Croyez-le ou non, un jour, j'ai interviewé Desproges. C'était deux ans avant sa mort, et j'avais tout juste vingt ans. (Faites le compte.....)
J'étais stagiaire dans un grand quotidien, et à peine arrivée depuis quinze jours, on me propose d'interviewer le bonhomme.
Un peu surprise qu'on donne la star à une débutante, j'aurai dû me douter d'un truc...
J'arrive au Musée Grévin, où il allait donner l'un de ses ultimes spectacles: le cancer le rongeait déjà, et je ne le savais pas. Son humour était devenu très cynique. Pour le coup, j'avais réécrit le questionnaire de Proust pour lui, avec des questions du genre : "Le mot que vous préférez dans la langue française" (il m'avait répondu, je me souviens: lapis-lazzuli), "le mot qui vous fait rire" (réponse : le cancer) etc.
Lui, ça ne l'a pas fait rire, ma petite préparation individualisée.

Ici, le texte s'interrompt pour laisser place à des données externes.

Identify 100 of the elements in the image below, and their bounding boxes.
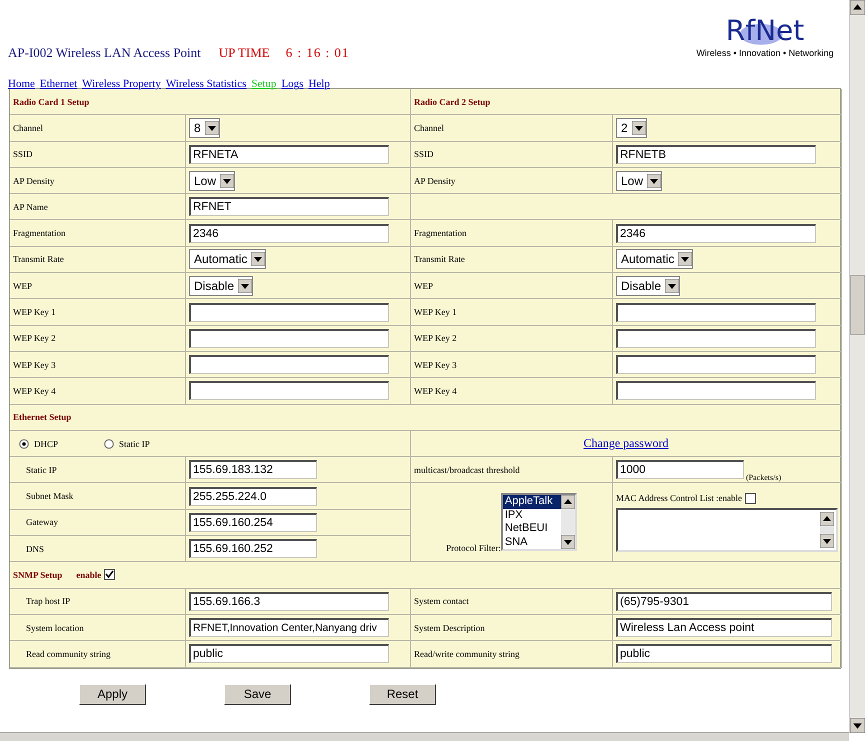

Il m'a regardé en coin, la mine désabusée et m'a dit, un chouia méprisant : " Vous savez que je fais ça tous les jours au Tribunal des flagrants délires "? Je lui réponds que c'est justement pour ça que je le lui faisais faire.
Bof, ça l'a pas convaincu. Il répondait un peu sèchement, distant. Au bout d'un moment (beaucoup trop long d'ailleurs, avis aux journalistes débutantes, il faut savoir arrêter une interview quand un artiste commence à tourner en rond), je suis partie et il me dit , à la porte de sa loge: " Vous savez que je connais très bien le patron de votre journal? " J'étais minée.
C'était sûr, il allait faire le vilain rapporteur, et dire plein de mal de la débutante au fameux patron. Dans le métro, j'en ai pleuré de rage.
Mais arrivée au journal, je me suis vengée et ai écrit dans mon article, que l'homme était bougon et peu accueillant.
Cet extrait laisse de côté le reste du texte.